Arts writer
FOR 10 days in early September, 700 children will participate in a series of workshops in drama, dance, music and singing, storytelling, art, mask and lantern making and fireworks, as part of the Clanwilliam Arts Project and Lantern Festival.
The project is managed by The Magnet Theatre in collaboration with UCT’s Drama Department and Michaelis’ School of Art. The series attracts approximately 3 000 people each year.
The event will culminate on Sunday, September 6 in a lantern parade through the streets of the town and a performance at the Clanwilliam Showgrounds, at 5.30pm in Park Street, of a /Xam! narrative from the Bleek and Lloyd collection, thereby strengthening and returning the rich cultural history of the area to its people
The project is highly beneficial to the communit as it lights a creative spark in the participating children, who come from impoverished communities who only generally receive minimal arts and culture input.

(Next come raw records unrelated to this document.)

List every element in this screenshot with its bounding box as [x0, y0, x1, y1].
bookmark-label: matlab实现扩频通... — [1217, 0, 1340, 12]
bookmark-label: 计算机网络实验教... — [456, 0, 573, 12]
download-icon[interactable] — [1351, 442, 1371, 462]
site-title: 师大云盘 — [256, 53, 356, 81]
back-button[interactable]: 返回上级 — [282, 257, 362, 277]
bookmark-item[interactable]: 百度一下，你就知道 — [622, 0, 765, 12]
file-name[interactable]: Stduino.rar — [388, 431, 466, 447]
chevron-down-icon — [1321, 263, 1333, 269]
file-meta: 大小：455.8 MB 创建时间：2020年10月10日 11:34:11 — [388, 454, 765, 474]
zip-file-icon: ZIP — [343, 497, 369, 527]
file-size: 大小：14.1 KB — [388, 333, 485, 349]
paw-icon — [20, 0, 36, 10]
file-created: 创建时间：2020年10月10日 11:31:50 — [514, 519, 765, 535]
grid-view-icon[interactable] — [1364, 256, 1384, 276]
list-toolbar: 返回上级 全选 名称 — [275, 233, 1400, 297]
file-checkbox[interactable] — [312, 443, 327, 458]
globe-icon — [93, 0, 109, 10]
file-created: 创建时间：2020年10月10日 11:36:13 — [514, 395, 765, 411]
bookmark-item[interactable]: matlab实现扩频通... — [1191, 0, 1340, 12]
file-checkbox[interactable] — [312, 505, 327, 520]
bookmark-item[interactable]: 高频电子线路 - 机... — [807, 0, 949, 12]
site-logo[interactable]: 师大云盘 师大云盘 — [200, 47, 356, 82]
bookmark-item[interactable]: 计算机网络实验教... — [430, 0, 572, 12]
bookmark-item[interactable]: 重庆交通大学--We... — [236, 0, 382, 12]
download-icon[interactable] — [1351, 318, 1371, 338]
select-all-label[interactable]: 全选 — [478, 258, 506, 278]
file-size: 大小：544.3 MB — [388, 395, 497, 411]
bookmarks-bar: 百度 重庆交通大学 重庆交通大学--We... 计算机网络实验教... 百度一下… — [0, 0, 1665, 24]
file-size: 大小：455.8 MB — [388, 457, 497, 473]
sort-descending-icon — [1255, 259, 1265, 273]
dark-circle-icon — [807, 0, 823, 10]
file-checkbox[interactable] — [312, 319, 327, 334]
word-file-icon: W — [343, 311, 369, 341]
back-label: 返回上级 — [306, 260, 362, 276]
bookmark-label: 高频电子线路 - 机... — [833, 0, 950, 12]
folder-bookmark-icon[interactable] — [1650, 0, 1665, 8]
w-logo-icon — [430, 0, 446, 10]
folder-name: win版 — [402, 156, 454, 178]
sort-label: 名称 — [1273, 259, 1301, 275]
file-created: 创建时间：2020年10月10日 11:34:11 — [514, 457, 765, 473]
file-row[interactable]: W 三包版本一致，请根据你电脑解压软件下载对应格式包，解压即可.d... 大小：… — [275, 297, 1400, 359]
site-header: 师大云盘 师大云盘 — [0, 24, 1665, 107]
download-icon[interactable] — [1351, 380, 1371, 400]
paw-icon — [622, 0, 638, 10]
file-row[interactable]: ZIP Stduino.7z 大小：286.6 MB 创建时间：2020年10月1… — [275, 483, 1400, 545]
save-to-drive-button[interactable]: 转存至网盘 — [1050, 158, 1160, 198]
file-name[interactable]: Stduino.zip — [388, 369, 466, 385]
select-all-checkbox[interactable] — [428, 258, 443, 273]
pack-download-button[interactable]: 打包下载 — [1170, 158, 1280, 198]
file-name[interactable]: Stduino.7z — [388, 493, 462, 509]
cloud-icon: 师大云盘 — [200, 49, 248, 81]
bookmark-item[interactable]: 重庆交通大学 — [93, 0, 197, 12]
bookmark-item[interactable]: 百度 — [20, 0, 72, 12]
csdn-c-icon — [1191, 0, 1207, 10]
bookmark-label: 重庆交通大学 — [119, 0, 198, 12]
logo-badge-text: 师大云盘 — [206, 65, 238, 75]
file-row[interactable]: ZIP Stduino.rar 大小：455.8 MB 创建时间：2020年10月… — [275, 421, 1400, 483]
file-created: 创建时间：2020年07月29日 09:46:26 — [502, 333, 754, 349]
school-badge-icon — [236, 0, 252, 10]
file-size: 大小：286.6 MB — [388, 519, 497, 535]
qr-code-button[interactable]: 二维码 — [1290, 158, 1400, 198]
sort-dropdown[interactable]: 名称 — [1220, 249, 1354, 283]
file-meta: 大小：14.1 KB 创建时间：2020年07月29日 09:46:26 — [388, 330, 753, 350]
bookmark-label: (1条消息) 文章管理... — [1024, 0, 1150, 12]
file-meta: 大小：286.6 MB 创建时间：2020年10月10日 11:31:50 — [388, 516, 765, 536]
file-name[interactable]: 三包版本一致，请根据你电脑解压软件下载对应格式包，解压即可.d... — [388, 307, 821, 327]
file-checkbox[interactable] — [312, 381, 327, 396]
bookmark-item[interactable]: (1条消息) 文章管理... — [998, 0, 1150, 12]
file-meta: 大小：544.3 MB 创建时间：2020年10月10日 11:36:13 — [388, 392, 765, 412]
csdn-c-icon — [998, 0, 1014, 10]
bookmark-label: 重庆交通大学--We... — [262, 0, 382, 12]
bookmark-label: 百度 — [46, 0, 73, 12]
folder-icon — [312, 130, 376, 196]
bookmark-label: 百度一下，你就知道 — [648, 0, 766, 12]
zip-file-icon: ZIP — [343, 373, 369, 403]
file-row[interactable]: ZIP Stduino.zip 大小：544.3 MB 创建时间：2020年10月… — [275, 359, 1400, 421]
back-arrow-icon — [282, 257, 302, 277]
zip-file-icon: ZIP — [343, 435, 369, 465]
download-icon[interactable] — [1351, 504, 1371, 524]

The Clanwilliam Arts Project and Lantern Festival aims to showcase San heritage, engage with young people in a meaningful way, reduce antisocial behaviour, and hopefully create employment for facilitators from Clanwilliam while training students from Cape Town.
The Magnet Theatre team believes that everyone has the responsibility to develop a more just, free and peaceful society. Fundamentally, their projects involve the possibility of developing the ability to imagine alternative realities and to dream different futures.
For 17 years The Magnet Theatre Educational Trust has invested in young people in the Western Cape through long-term interventions that develop imagination, skills and a commitment to ongoing education.